Gaggle ranks rule-breaking incidents according to three tiers of severity. A “violation” may include any use of language that breaches Gaggle rules, including false positives, like sending song lyrics or quoting from a book. “Questionable Content” includes material that’s concerning but not an imminent threat to student safety. This category could include cyberbullying or sending “professional pornographic images or files,” according to Gaggle. School officials are alerted when these occur.

A “Possible Student Situation” is the most severe type of content violation. According to Gaggle, it represents an “immediate threat” to the safety of students, including “student-produced pornography, violence, suicide, rape, or harmful family situations.” If a Gaggle safety representative determines that a piece of pornography is student-produced, Gaggle automatically send the file to the National Center for Missing and Exploited Children, which maintains a database of child pornography.

Gaggle operates by a “three strike rule,” meaning that mild rule violations could be flagged to school administrators if a student does it repeatedly.
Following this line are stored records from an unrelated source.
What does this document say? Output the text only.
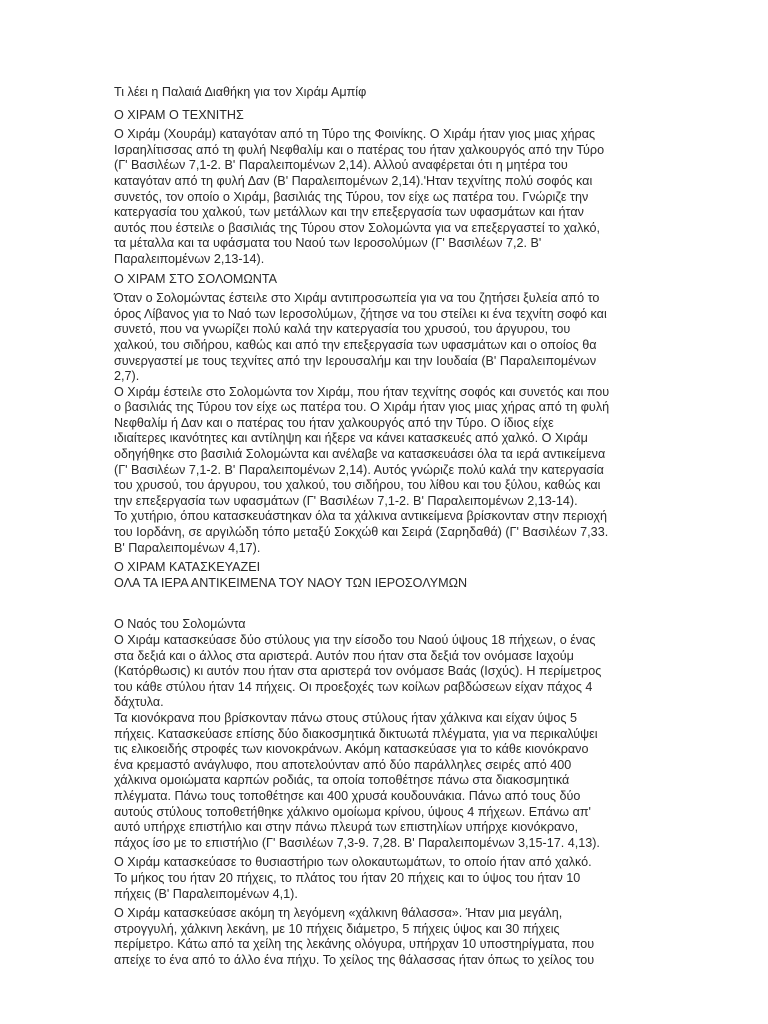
Τι λέει η Παλαιά Διαθήκη για τον Χιράμ Αμπίφ
Ο ΧΙΡΑΜ Ο ΤΕΧΝΙΤΗΣ
Ο Χιράμ (Χουράμ) καταγόταν από τη Τύρο της Φοινίκης. Ο Χιράμ ήταν γιος μιας χήρας
Ισραηλίτισσας από τη φυλή Νεφθαλίμ και ο πατέρας του ήταν χαλκουργός από την Τύρο
(Γ' Βασιλέων 7,1-2. Β' Παραλειπομένων 2,14). Αλλού αναφέρεται ότι η μητέρα του
καταγόταν από τη φυλή Δαν (Β' Παραλειπομένων 2,14).'Ηταν τεχνίτης πολύ σοφός και
συνετός, τον οποίο ο Χιράμ, βασιλιάς της Τύρου, τον είχε ως πατέρα του. Γνώριζε την
κατεργασία του χαλκού, των μετάλλων και την επεξεργασία των υφασμάτων και ήταν
αυτός που έστειλε ο βασιλιάς της Τύρου στον Σολομώντα για να επεξεργαστεί το χαλκό,
τα μέταλλα και τα υφάσματα του Ναού των Ιεροσολύμων (Γ' Βασιλέων 7,2. Β'
Παραλειπομένων 2,13-14).
Ο ΧΙΡΑΜ ΣΤΟ ΣΟΛΟΜΩΝΤΑ
Όταν ο Σολομώντας έστειλε στο Χιράμ αντιπροσωπεία για να του ζητήσει ξυλεία από το
όρος Λίβανος για το Ναό των Ιεροσολύμων, ζήτησε να του στείλει κι ένα τεχνίτη σοφό και
συνετό, που να γνωρίζει πολύ καλά την κατεργασία του χρυσού, του άργυρου, του
χαλκού, του σιδήρου, καθώς και από την επεξεργασία των υφασμάτων και ο οποίος θα
συνεργαστεί με τους τεχνίτες από την Ιερουσαλήμ και την Ιουδαία (Β' Παραλειπομένων
2,7).
Ο Χιράμ έστειλε στο Σολομώντα τον Χιράμ, που ήταν τεχνίτης σοφός και συνετός και που
ο βασιλιάς της Τύρου τον είχε ως πατέρα του. Ο Χιράμ ήταν γιος μιας χήρας από τη φυλή
Νεφθαλίμ ή Δαν και ο πατέρας του ήταν χαλκουργός από την Τύρο. Ο ίδιος είχε
ιδιαίτερες ικανότητες και αντίληψη και ήξερε να κάνει κατασκευές από χαλκό. Ο Χιράμ
οδηγήθηκε στο βασιλιά Σολομώντα και ανέλαβε να κατασκευάσει όλα τα ιερά αντικείμενα
(Γ' Βασιλέων 7,1-2. Β' Παραλειπομένων 2,14). Αυτός γνώριζε πολύ καλά την κατεργασία
του χρυσού, του άργυρου, του χαλκού, του σιδήρου, του λίθου και του ξύλου, καθώς και
την επεξεργασία των υφασμάτων (Γ' Βασιλέων 7,1-2. Β' Παραλειπομένων 2,13-14).
Το χυτήριο, όπου κατασκευάστηκαν όλα τα χάλκινα αντικείμενα βρίσκονταν στην περιοχή
του Ιορδάνη, σε αργιλώδη τόπο μεταξύ Σοκχώθ και Σειρά (Σαρηδαθά) (Γ' Βασιλέων 7,33.
Β' Παραλειπομένων 4,17).
Ο ΧΙΡΑΜ ΚΑΤΑΣΚΕΥΑΖΕΙ
ΟΛΑ ΤΑ ΙΕΡΑ ΑΝΤΙΚΕΙΜΕΝΑ ΤΟΥ ΝΑΟΥ ΤΩΝ ΙΕΡΟΣΟΛΥΜΩΝ
Ο Ναός του Σολομώντα
Ο Χιράμ κατασκεύασε δύο στύλους για την είσοδο του Ναού ύψους 18 πήχεων, ο ένας
στα δεξιά και ο άλλος στα αριστερά. Αυτόν που ήταν στα δεξιά τον ονόμασε Ιαχούμ
(Κατόρθωσις) κι αυτόν που ήταν στα αριστερά τον ονόμασε Βαάς (Ισχύς). Η περίμετρος
του κάθε στύλου ήταν 14 πήχεις. Οι προεξοχές των κοίλων ραβδώσεων είχαν πάχος 4
δάχτυλα.
Τα κιονόκρανα που βρίσκονταν πάνω στους στύλους ήταν χάλκινα και είχαν ύψος 5
πήχεις. Κατασκεύασε επίσης δύο διακοσμητικά δικτυωτά πλέγματα, για να περικαλύψει
τις ελικοειδής στροφές των κιονοκράνων. Ακόμη κατασκεύασε για το κάθε κιονόκρανο
ένα κρεμαστό ανάγλυφο, που αποτελούνταν από δύο παράλληλες σειρές από 400
χάλκινα ομοιώματα καρπών ροδιάς, τα οποία τοποθέτησε πάνω στα διακοσμητικά
πλέγματα. Πάνω τους τοποθέτησε και 400 χρυσά κουδουνάκια. Πάνω από τους δύο
αυτούς στύλους τοποθετήθηκε χάλκινο ομοίωμα κρίνου, ύψους 4 πήχεων. Επάνω απ'
αυτό υπήρχε επιστήλιο και στην πάνω πλευρά των επιστηλίων υπήρχε κιονόκρανο,
πάχος ίσο με το επιστήλιο (Γ' Βασιλέων 7,3-9. 7,28. Β' Παραλειπομένων 3,15-17. 4,13).
Ο Χιράμ κατασκεύασε το θυσιαστήριο των ολοκαυτωμάτων, το οποίο ήταν από χαλκό.
Το μήκος του ήταν 20 πήχεις, το πλάτος του ήταν 20 πήχεις και το ύψος του ήταν 10
πήχεις (Β' Παραλειπομένων 4,1).
Ο Χιράμ κατασκεύασε ακόμη τη λεγόμενη «χάλκινη θάλασσα». Ήταν μια μεγάλη,
στρογγυλή, χάλκινη λεκάνη, με 10 πήχεις διάμετρο, 5 πήχεις ύψος και 30 πήχεις
περίμετρο. Κάτω από τα χείλη της λεκάνης ολόγυρα, υπήρχαν 10 υποστηρίγματα, που
απείχε το ένα από το άλλο ένα πήχυ. Το χείλος της θάλασσας ήταν όπως το χείλος του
For instance, if a student said “fuck” three times, school officials would be alerted. According to Gaggle, students who commit three strikes have their account privileges limited until a school official gives those privileges back. It’s unclear if a student would lose email privileges in these situations, since it can be necessary for communicating with teachers and completing assignments.

Analytics designed to make track of massive troves of student data might seem like useful tools for school administrators. However, critics worry that schools are teaching students to accept sweeping forms of surveillance.

“My sense about this particular suite of products and services is that it’s a solution in search of a problem,” Roberts said, “which is to say that the only way that the logic of it works is if we first accept that our children ought to be captured within a digital system, basically, from the time they’re sentient until further notice.”

“If a student opts out of Gaggle, then they would not be able to use the school-provided technology and would have to use their personal email addresses for their school work — and that personal email would not be scanned by Gaggle,” a Gaggle spokesperson told BuzzFeed News.  

With suicide one of the leading causes of death for people under 18 and school shootings an ever-present concern, Gaggle’s student surveillance has a clear appeal to school administrators. When a robust team of student counselors is financially impossible, and when school administrators believe something is better than nothing, Gaggle becomes a feasible choice.

However, experts doubt whether Gaggle, or any kind of surveillance, is an adequate or appropriate response to adolescent suicide and school shootings.

 “We need to think about the consequences of using these kinds of surveillance technologies on students.”

 “If it’s done right, I don’t actually think there’s anything inherently wrong with [Gaggle],” Fasulo said. “It just has to be done well, and it can’t be used as the end-all, be-all — which I think people are often looking for.”